He would naturally ask you how you did it since he did not get the right answer and you didn't provide work

 By Quarky (Quarky) on Monday, October 06, 2003 - 03:08 am: Edit

Good job Xiggi!

 By Quarky (Quarky) on Monday, October 06, 2003 - 03:08 am: Edit

I was just using significant figures (that's my excuse) lol, so I am still right with my 2km.

 By Xiggi (Xiggi) on Monday, October 06, 2003 - 12:06 pm: Edit

Everybody is right ...
the answer is 3km > x > 2km

By the way, this will NEVER show up on a SAT1 test!

 By Jszab (Jszab) on Monday, October 06, 2003 - 04:05 pm: Edit

Maybe we should check it empirically?
Who has bike with velocity indicator?
We need, approximately, 1001 people...

 By Laniman (Laniman) on Tuesday, October 07, 2003 - 11:31 am: Edit

Let 'x' be speed of the soldiers, 'y' be the speed of the officer.
Now, total time taken (in terms of x)=1/x
When the officer travels in the direction of the soldiers, speed=y-x
Time= 1/y-x
Against the direction of the soldiers, 1/y+x
Now, to find out how much the officer travelled in the direction of the soldiers:
Distance=Speed*time
=y*(1/y-x)
Against the direction:
Distance=Speed*Time
=y*(1/y+x)
Total Distance = y*(1/y-x)+y*(1/y+x)
= y(2y/(y^2-x^2))
= 2(y^2)/(y^2-x^2)

 By Laniman (Laniman) on Tuesday, October 07, 2003 - 11:36 am: Edit

Y17K is an idiot

 By Xiggi (Xiggi) on Tuesday, October 07, 2003 - 12:03 pm: Edit

Laniman, you may want to show how you finish the problem after

= 2(y^2)/(y^2-x^2)

 By Laniman (Laniman) on Tuesday, October 07, 2003 - 01:13 pm: Edit

Dude in my opinon, the answer differs based on the values for x and y.
eg: x=5 y=10
Distance=2*100/75=2.66 appx
x=3 y=1
Distance=18/8=2.25
The final answer cant be a fixed number IMO unless theyve given specific values for x and y for which to find the distance.

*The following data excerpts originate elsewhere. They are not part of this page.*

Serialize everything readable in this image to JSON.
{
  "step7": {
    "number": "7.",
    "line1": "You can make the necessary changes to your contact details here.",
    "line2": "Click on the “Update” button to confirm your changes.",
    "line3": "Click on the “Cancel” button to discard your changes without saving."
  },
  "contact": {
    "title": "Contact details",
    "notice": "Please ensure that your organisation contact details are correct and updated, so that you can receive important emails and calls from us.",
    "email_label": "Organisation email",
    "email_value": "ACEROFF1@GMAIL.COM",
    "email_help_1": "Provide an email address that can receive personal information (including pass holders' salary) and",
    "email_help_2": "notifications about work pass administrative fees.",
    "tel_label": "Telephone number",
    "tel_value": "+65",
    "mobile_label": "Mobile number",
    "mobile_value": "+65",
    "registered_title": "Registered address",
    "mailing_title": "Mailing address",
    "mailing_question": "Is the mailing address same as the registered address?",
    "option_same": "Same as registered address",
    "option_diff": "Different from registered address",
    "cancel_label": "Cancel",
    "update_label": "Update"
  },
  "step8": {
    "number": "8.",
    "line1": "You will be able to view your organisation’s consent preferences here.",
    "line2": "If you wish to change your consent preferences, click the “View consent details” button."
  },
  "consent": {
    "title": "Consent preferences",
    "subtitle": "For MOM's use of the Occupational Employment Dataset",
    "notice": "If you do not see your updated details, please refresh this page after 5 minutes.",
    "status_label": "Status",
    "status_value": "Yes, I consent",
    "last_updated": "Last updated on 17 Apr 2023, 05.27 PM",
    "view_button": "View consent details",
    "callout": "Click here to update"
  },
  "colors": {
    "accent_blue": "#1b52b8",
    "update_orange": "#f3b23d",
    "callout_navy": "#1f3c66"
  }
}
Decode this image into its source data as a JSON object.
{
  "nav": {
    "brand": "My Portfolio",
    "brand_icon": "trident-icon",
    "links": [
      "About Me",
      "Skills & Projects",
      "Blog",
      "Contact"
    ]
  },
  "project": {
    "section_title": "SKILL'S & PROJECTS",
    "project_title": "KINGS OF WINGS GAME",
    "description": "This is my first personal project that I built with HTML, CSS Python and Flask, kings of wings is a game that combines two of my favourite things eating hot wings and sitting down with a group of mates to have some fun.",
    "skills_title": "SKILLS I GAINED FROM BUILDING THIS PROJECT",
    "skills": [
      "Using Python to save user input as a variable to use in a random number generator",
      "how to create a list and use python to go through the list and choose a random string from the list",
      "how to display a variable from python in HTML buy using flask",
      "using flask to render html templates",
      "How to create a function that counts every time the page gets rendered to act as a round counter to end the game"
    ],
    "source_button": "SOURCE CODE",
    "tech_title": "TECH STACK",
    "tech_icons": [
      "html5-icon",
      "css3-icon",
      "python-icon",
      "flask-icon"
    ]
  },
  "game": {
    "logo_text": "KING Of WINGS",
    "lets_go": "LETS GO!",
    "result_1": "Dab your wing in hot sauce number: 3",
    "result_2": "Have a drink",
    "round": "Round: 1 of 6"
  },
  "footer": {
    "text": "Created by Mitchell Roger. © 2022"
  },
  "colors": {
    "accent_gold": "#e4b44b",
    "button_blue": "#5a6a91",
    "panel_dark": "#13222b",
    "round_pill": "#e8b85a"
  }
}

 By Xiggi (Xiggi) on Tuesday, October 07, 2003 - 01:40 pm: Edit

Dude Laniman~

Hehe!

The reason you can't solve it is because you use CIRCULAR references. You NEED to be able to write an equation that isolates an unknown value. Rewriting an equation that keeps tke same number of unknowns is not a SOLUTION.

This problem has an EXACT solution, you do not need to "offer" variables for x and y. And if you did, your values of x and y need to be in the appropriate ratio of 2.414/1.000.

The problem stated FIXED data that allows you to extrapolate a FIXED solution.

1. The distance the column moved
2. The fact that the officer was at the end of the line when the column had moved 1000 meters.

Do yourself a favor ... before calling people idiots, try to read and understand the posts that included the solution.

 By Laniman (Laniman) on Tuesday, October 07, 2003 - 02:16 pm: Edit

Hmm..youre right. I didn't equate the answers with one of the conditions. Good job with your solution though.
But the fact remains..yi7k is an idiot.

 By Sidis (Sidis) on Tuesday, October 07, 2003 - 10:55 pm: Edit

"haha relative movement? I'd say 2kms.(or less)"

My post... you don't have to beat your brains with a calculator in order to have a reasonable answer in a few seconds. Anyway since that is harder than any SAT q, I give a &&*&(\$ about it. You should try to solve other more interesting problems, we all know by now that the answer is app. 2kms (considering that men can march at a constant rate), but since they can't and the guy leading them does not move instantly it should be 2km +- 500m I agree with Xiggy after all..